We all need to be waaaaay more proactive about this funding issue, because we're getting completely screwed on this, and as it turns out, we as the public are the only ones. ADM, Cargill, and Tyson are pretty much wiping their ass with Franklins that we're throwing at them, and we're responding to all of this by sending more bills. We need to get on this ASAP, and not let it slide when people like Saxby Chambliss (R-GA), John Cornyn (R-TX), and Blanche Lincoln (D-AR) get a ton of money from these guys and then use their seats on the Senate Agriculture Committee to keep this sham moving. This is why ADM has a 7-foot bronze statue of Ronald Reagan outside their corporate headquarters, not because he was a flashy dresser.

Ultimately, we can do a hell of a lot of good by just eating less beef, and focusing on the grass-fed stuff when we partake. If you ever see an ad claiming that beef farmer Jones is going under because we're not eating beef ,think to yourself, "Wait, Farmer Jones can afford to be on a national TV ad, but not to eat on a regular basis? Hmmmmm." Because it's as fake as the day is long. Also, by choosing locally raised meat that doesn't involve the mega-industrial elements, we'll push the market towards more desirable stuff, who actually are small farmers, increasing the demand and then subsequently the supply, and the price goes...? Down, that's right!

Guess what else? We can save loads of fuel by eating locally, and eat way less of the bacteria and drugs that they have to put into the system to make it sustainable. And I'm not even getting into the issues of how they treat the animals. Jesus, it's a rough, rough, business (and another blog entry, but not for today). Moreover, Lord knows it's clear that red meat is a nutritional disaster, regardless of what McDonalds and Kroger say. Try that turkey, because like I said, it's the shizz.

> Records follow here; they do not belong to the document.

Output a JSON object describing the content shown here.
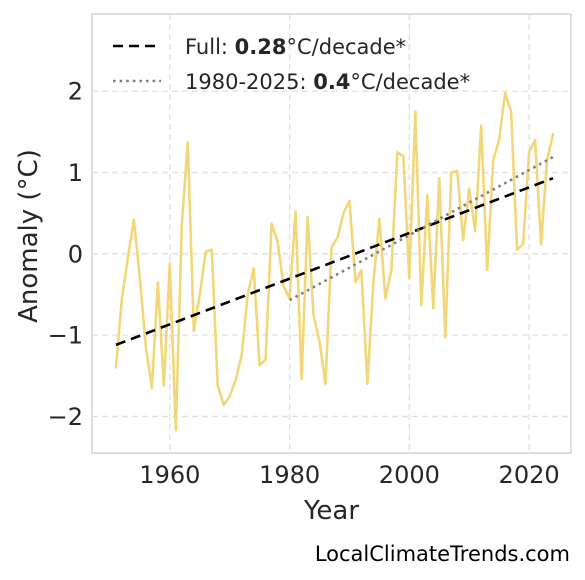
{
  "chart_data": {
    "type": "line",
    "xlabel": "Year",
    "ylabel": "Anomaly (°C)",
    "xlim": [
      1947,
      2027
    ],
    "ylim": [
      -2.45,
      2.95
    ],
    "xticks": [
      1960,
      1980,
      2000,
      2020
    ],
    "yticks": [
      -2,
      -1,
      0,
      1,
      2
    ],
    "xtick_labels": [
      "1960",
      "1980",
      "2000",
      "2020"
    ],
    "ytick_labels": [
      "−2",
      "−1",
      "0",
      "1",
      "2"
    ],
    "grid": true,
    "legend_position": "top-left",
    "series": [
      {
        "color": "#f2d77a",
        "x": [
          1951,
          1952,
          1953,
          1954,
          1955,
          1956,
          1957,
          1958,
          1959,
          1960,
          1961,
          1962,
          1963,
          1964,
          1965,
          1966,
          1967,
          1968,
          1969,
          1970,
          1971,
          1972,
          1973,
          1974,
          1975,
          1976,
          1977,
          1978,
          1979,
          1980,
          1981,
          1982,
          1983,
          1984,
          1985,
          1986,
          1987,
          1988,
          1989,
          1990,
          1991,
          1992,
          1993,
          1994,
          1995,
          1996,
          1997,
          1998,
          1999,
          2000,
          2001,
          2002,
          2003,
          2004,
          2005,
          2006,
          2007,
          2008,
          2009,
          2010,
          2011,
          2012,
          2013,
          2014,
          2015,
          2016,
          2017,
          2018,
          2019,
          2020,
          2021,
          2022,
          2023,
          2024
        ],
        "values": [
          -1.4,
          -0.55,
          -0.05,
          0.42,
          -0.3,
          -1.15,
          -1.65,
          -0.35,
          -1.62,
          -0.12,
          -2.17,
          0.35,
          1.37,
          -0.95,
          -0.5,
          0.03,
          0.05,
          -1.62,
          -1.86,
          -1.75,
          -1.55,
          -1.25,
          -0.5,
          -0.18,
          -1.37,
          -1.3,
          0.37,
          0.15,
          -0.4,
          -0.55,
          0.52,
          -1.54,
          0.45,
          -0.75,
          -1.08,
          -1.6,
          0.08,
          0.2,
          0.5,
          0.65,
          -0.35,
          -0.2,
          -1.6,
          -0.35,
          0.43,
          -0.55,
          -0.2,
          1.25,
          1.2,
          -0.3,
          1.75,
          -0.63,
          0.72,
          -0.67,
          0.93,
          -1.03,
          1.0,
          1.02,
          0.17,
          0.8,
          0.28,
          1.58,
          -0.2,
          1.15,
          1.4,
          1.98,
          1.75,
          0.05,
          0.12,
          1.25,
          1.4,
          0.12,
          1.15,
          1.47
        ]
      }
    ],
    "trend_lines": [
      {
        "legend_prefix": "Full: ",
        "legend_value": "0.28",
        "legend_suffix": "°C/decade*",
        "style": "dashed",
        "color": "#000000",
        "x": [
          1951,
          2024
        ],
        "y": [
          -1.12,
          0.93
        ]
      },
      {
        "legend_prefix": "1980-2025: ",
        "legend_value": "0.4",
        "legend_suffix": "°C/decade*",
        "style": "dotted",
        "color": "#808080",
        "x": [
          1980,
          2024
        ],
        "y": [
          -0.57,
          1.19
        ]
      }
    ]
  },
  "watermark": "LocalClimateTrends.com"
}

Hope this all makes some sense, and maybe down the road we can be a little better about what we're eating. Like I said before, I'm not anti-meat or anti-beef. I love meat, and I love beef. But just handing over money to these giant corporations so they can tell us to look the other way while they screw us seems a little unnecessary, no?

1 comment:

  1. Quite an impressive rant from an omnivore. I heard a piece on NPR the other day about how the federal government also helps farmers out by buying up extra "goodies" (for example, pork products during the H1N1 panic) and then gets rid of it through the SCHOOL LUNCH PROGRAM! Awesome! I wonder why we are raising a generation of obese children with high cholesterol and type 2 diabetes?